Where I got the book: bought retail at author event
And Only To Deceive was Tasha Alexander's debut novel and the introduction of Lady Emily Ashton. It's the late 1880s, and Emily has been widowed soon after her wedding. As she only married to escape her mother's incessant matchmaking, she is not mourning her husband--until she begins to learn about, and share, his interest in Greek culture and antiquities. She then falls in love with him for the first time, until she begins to discover that he may not have been the pillar of society she thought he was...
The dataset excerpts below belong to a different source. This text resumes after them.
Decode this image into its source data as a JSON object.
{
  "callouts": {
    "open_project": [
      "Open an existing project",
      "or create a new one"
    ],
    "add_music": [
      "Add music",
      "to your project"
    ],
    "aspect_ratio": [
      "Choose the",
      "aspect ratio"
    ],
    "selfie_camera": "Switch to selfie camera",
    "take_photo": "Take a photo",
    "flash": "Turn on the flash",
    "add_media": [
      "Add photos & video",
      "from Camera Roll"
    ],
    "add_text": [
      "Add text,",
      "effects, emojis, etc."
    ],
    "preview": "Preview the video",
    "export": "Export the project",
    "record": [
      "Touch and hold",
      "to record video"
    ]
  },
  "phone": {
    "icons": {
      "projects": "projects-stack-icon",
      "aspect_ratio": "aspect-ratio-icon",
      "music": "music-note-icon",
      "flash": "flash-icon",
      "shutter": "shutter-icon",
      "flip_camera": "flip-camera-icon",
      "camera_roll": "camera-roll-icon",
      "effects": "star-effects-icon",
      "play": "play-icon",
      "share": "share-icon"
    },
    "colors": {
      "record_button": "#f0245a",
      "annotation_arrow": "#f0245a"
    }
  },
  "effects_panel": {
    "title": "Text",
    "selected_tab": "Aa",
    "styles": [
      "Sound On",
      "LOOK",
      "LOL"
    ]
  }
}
Lady Emily Ashton has since become the heroine of a series of novels, and I can't help wondering if her tendency to be attracted to every man who shows interest in her (and there are lots, because she is of course rich and beautiful) will continue. In this novel there are three distinct suitors, including her late husband, and Emily oscillates between them as their relative merits and demerits are exposed. If that was meant to be as funny as I found it, then I have to congratulate Ms Alexander on her subtlety.
Otherwise, this wasn't a subtle book. The characters are a little two-dimensional and the writing a bit loose - but hey, it's a first novel by a fairly young author, and that's what I got from the book. I also spotted a few anachronisms and Americanisms (the heroine is British) but not so many that I got annoyed; and in any case, this is a lighthearted novel to be gobbled up on the plane, boat or train, despite the detail about the Iliad and Greek antiquities (not strictly necessary in my opinion, but I suppose a widow must have some interests other than men).
And I enjoyed the read. A good one for fans of Victoriana, Greece, and writing that's heavy on dialogue and short on emotional depth. I'm hoping that Emily, who seems more passionate about her clothes than anything else, will pick up a little steam when I pick up the next book--which I'm sufficiently intrigued to do.
P.S. Can anyone else figure out why Amazon is bargain-pricing fiction like crazy? What's going to happen when readers expect a price point of $5 a book? Comments please.